RutherfordとLindquistの研究結果(1998年)

DrosophilaはHsp83(DrosophilaのHsp90)変異はホモだと致死的なので、Hsp83変異遺伝子はヘテロ接合体をストックして維持されてきた。R&Lは、これらの遺伝子変異体ストックには、野生型Hsp83ストックには見られない形態異常のハエが1%から最高5%も混じっていることに気付いた(文献10)。形態が正常のHsp83変異ヘテロ接合体をさまざまなラボストック株(Hsp83+/+)と交配させると、1~5%程度のF1が異常形態を示した。形態異常の種類も程度も多様であった。

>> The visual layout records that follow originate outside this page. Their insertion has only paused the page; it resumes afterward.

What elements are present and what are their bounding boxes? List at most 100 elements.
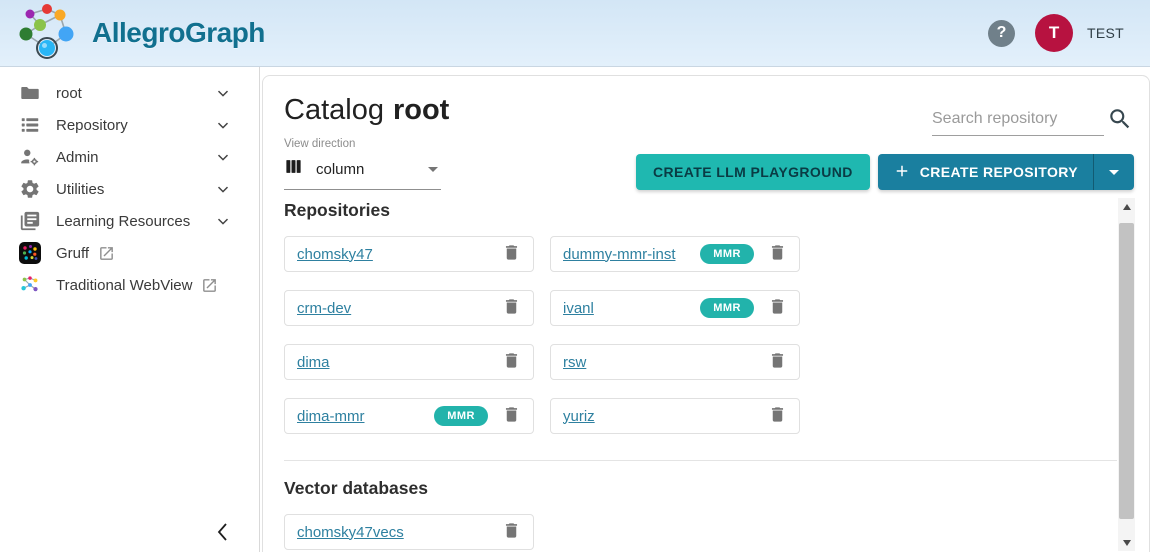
repository-link[interactable]: chomsky47vecs bbox=[297, 524, 404, 541]
repository-link[interactable]: dima-mmr bbox=[297, 408, 365, 425]
sidebar-item-root[interactable]: root bbox=[0, 77, 259, 109]
create-repository-dropdown[interactable] bbox=[1094, 154, 1134, 190]
repository-link[interactable]: rsw bbox=[563, 354, 586, 371]
section-divider bbox=[284, 460, 1117, 461]
section-heading: Repositories bbox=[284, 200, 390, 220]
repository-link[interactable]: dima bbox=[297, 354, 330, 371]
delete-repository-button[interactable] bbox=[502, 243, 521, 265]
repository-card: dima bbox=[284, 344, 534, 380]
main-area: Catalogroot View direction bbox=[260, 67, 1150, 552]
folder-icon bbox=[18, 81, 42, 105]
plus-icon bbox=[893, 162, 911, 183]
repository-grid: chomsky47vecs bbox=[284, 514, 1117, 550]
search-icon[interactable] bbox=[1107, 106, 1133, 137]
delete-repository-button[interactable] bbox=[502, 297, 521, 319]
sidebar-item-learning-resources[interactable]: Learning Resources bbox=[0, 205, 259, 237]
sidebar-item-label: Learning Resources bbox=[56, 212, 191, 230]
scroll-down-button[interactable] bbox=[1118, 534, 1135, 551]
repository-card: dima-mmr MMR bbox=[284, 398, 534, 434]
sidebar-item-label: Repository bbox=[56, 116, 128, 134]
sidebar-menu: root Repository Admin Utilities Learning Res… bbox=[0, 77, 259, 301]
repository-card: crm-dev bbox=[284, 290, 534, 326]
allegrograph-logo-icon bbox=[12, 2, 84, 65]
repository-icon bbox=[18, 113, 42, 137]
search-input[interactable] bbox=[932, 108, 1104, 136]
scroll-up-button[interactable] bbox=[1118, 198, 1135, 215]
sidebar-link-label: Gruff bbox=[56, 244, 90, 262]
repository-card: dummy-mmr-inst MMR bbox=[550, 236, 800, 272]
gear-icon bbox=[18, 177, 42, 201]
delete-icon bbox=[768, 351, 787, 373]
collapse-sidebar-button[interactable] bbox=[212, 519, 234, 550]
repository-link[interactable]: chomsky47 bbox=[297, 246, 373, 263]
scrollbar[interactable] bbox=[1118, 198, 1135, 551]
delete-repository-button[interactable] bbox=[768, 243, 787, 265]
chevron-down-icon bbox=[214, 212, 232, 230]
mmr-badge: MMR bbox=[700, 298, 754, 318]
delete-icon bbox=[502, 297, 521, 319]
chevron-down-icon bbox=[214, 116, 232, 134]
create-llm-playground-button[interactable]: CREATE LLM PLAYGROUND bbox=[636, 154, 870, 190]
repository-link[interactable]: crm-dev bbox=[297, 300, 351, 317]
delete-repository-button[interactable] bbox=[502, 521, 521, 543]
sidebar-item-label: Admin bbox=[56, 148, 99, 166]
sidebar-link-traditional-webview[interactable]: Traditional WebView bbox=[0, 269, 259, 301]
library-icon bbox=[18, 209, 42, 233]
sections: Repositories chomsky47 crm-dev dima dima-mmr… bbox=[263, 198, 1149, 552]
mmr-badge: MMR bbox=[700, 244, 754, 264]
catalog-name: root bbox=[392, 94, 450, 126]
delete-repository-button[interactable] bbox=[502, 405, 521, 427]
app-header: AllegroGraph ? T TEST bbox=[0, 0, 1150, 67]
repository-link[interactable]: ivanl bbox=[563, 300, 594, 317]
chevron-down-icon bbox=[214, 84, 232, 102]
sidebar-link-label: Traditional WebView bbox=[56, 276, 193, 294]
repository-grid: chomsky47 crm-dev dima dima-mmr MMR dummy-mmr… bbox=[284, 236, 1117, 434]
create-repository-button[interactable]: CREATE REPOSITORY bbox=[877, 154, 1134, 190]
sidebar-item-label: Utilities bbox=[56, 180, 105, 198]
sidebar-item-admin[interactable]: Admin bbox=[0, 141, 259, 173]
sidebar-item-utilities[interactable]: Utilities bbox=[0, 173, 259, 205]
section-heading: Vector databases bbox=[284, 478, 428, 498]
view-direction-value: column bbox=[316, 160, 365, 178]
delete-icon bbox=[768, 405, 787, 427]
delete-icon bbox=[768, 243, 787, 265]
repository-card: ivanl MMR bbox=[550, 290, 800, 326]
delete-repository-button[interactable] bbox=[502, 351, 521, 373]
dropdown-caret-icon bbox=[1109, 169, 1119, 175]
username-label: TEST bbox=[1087, 25, 1124, 41]
view-direction-select[interactable]: column bbox=[284, 157, 441, 190]
sidebar-item-label: root bbox=[56, 84, 82, 102]
catalog-panel: Catalogroot View direction bbox=[262, 75, 1150, 552]
scrollbar-thumb[interactable] bbox=[1119, 223, 1134, 519]
repository-link[interactable]: dummy-mmr-inst bbox=[563, 246, 676, 263]
delete-repository-button[interactable] bbox=[768, 405, 787, 427]
repository-card: yuriz bbox=[550, 398, 800, 434]
sidebar: root Repository Admin Utilities Learning Res… bbox=[0, 67, 260, 552]
repository-link[interactable]: yuriz bbox=[563, 408, 595, 425]
delete-repository-button[interactable] bbox=[768, 297, 787, 319]
sidebar-link-gruff[interactable]: Gruff bbox=[0, 237, 259, 269]
repository-card: chomsky47vecs bbox=[284, 514, 534, 550]
repository-card: rsw bbox=[550, 344, 800, 380]
view-direction-label: View direction bbox=[284, 138, 356, 150]
dropdown-caret-icon bbox=[428, 166, 438, 172]
delete-icon bbox=[502, 405, 521, 427]
admin-icon bbox=[18, 145, 42, 169]
delete-icon bbox=[502, 351, 521, 373]
chevron-down-icon bbox=[214, 148, 232, 166]
column-view-icon bbox=[284, 157, 303, 181]
external-link-icon bbox=[98, 245, 115, 262]
delete-icon bbox=[502, 243, 521, 265]
avatar[interactable]: T bbox=[1035, 14, 1074, 52]
webview-icon bbox=[18, 273, 42, 297]
external-link-icon bbox=[201, 277, 218, 294]
delete-repository-button[interactable] bbox=[768, 351, 787, 373]
brand: AllegroGraph bbox=[12, 2, 265, 65]
mmr-badge: MMR bbox=[434, 406, 488, 426]
help-icon[interactable]: ? bbox=[988, 19, 1016, 47]
sidebar-item-repository[interactable]: Repository bbox=[0, 109, 259, 141]
gruff-icon bbox=[18, 241, 42, 265]
chevron-down-icon bbox=[214, 180, 232, 198]
delete-icon bbox=[502, 521, 521, 543]
delete-icon bbox=[768, 297, 787, 319]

 異常形態の出現には、次のような特徴がみられた。ハエの形態異常は多様ではあった。すなわち、Hsp83変異ヘテロ接合体のラボストックごとに多様さに違いがあり、それらの形態異常は腹部、剛毛、眼、首まわり、脚、胸部、翅などに認められた。また、野生型Hsp83株でも、Hsp90阻害剤geldanamycin Aを餌に加えると、異常な形態のハエが数%認められた。これらの結果から、Hsp83の機能が不完全だと、発生過程に異変が生じ、形態異常のハエが生まれると結論した。

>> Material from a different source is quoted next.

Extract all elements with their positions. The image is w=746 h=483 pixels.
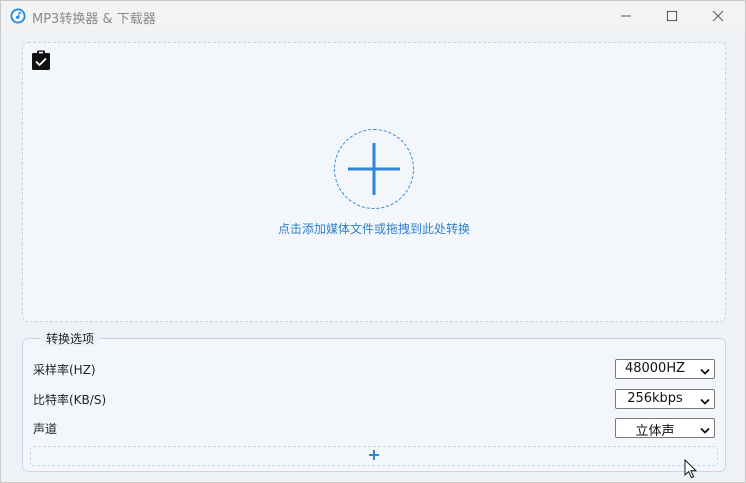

R&Lはいくつかの可能性を検討した後に、次の結論にいたった。すなわち、野生型Hsp83がホモ個体だと、集団の中に発生過程にかかわる変異遺伝子をもつ個体があっても(なお、実験株であっても集団の個体の遺伝的背景はヘテロだとする)、その表現型への変換が抑制されていて、すべて正常な形態のハエが生まれる(Waddingtonの謂うcanalization(文献12))。しかし、変異型Hsp83ヘテロ個体では、Hsp83の抑制作用が低下して、発生遺伝子の変異が形態異常として顕在化してしまう。とりわけ示唆的なのは、Hsp83変異体と他のラボ株とを交配したとき、親のHsp83変異体の集団には見られなかった異常表現型を示すF1のハエが得られた。すなわち、新たな異常表現型の基となった変異遺伝子は交配相手のラボ株(Hsp83+/+)に存在しているものの、ラボ株では異常表現型には変換されていないと解釈した。

R&Lは、これら一連の結果から、Hsp83が+ホモ2量体だと、異常表現型の基となるある種の変異遺伝子の表現型への変換を緩衝(buffering)するが、Hsp83(-/+)の場合変異を緩衝しきれなくなって、異常表現型が顕在化する、と結論した。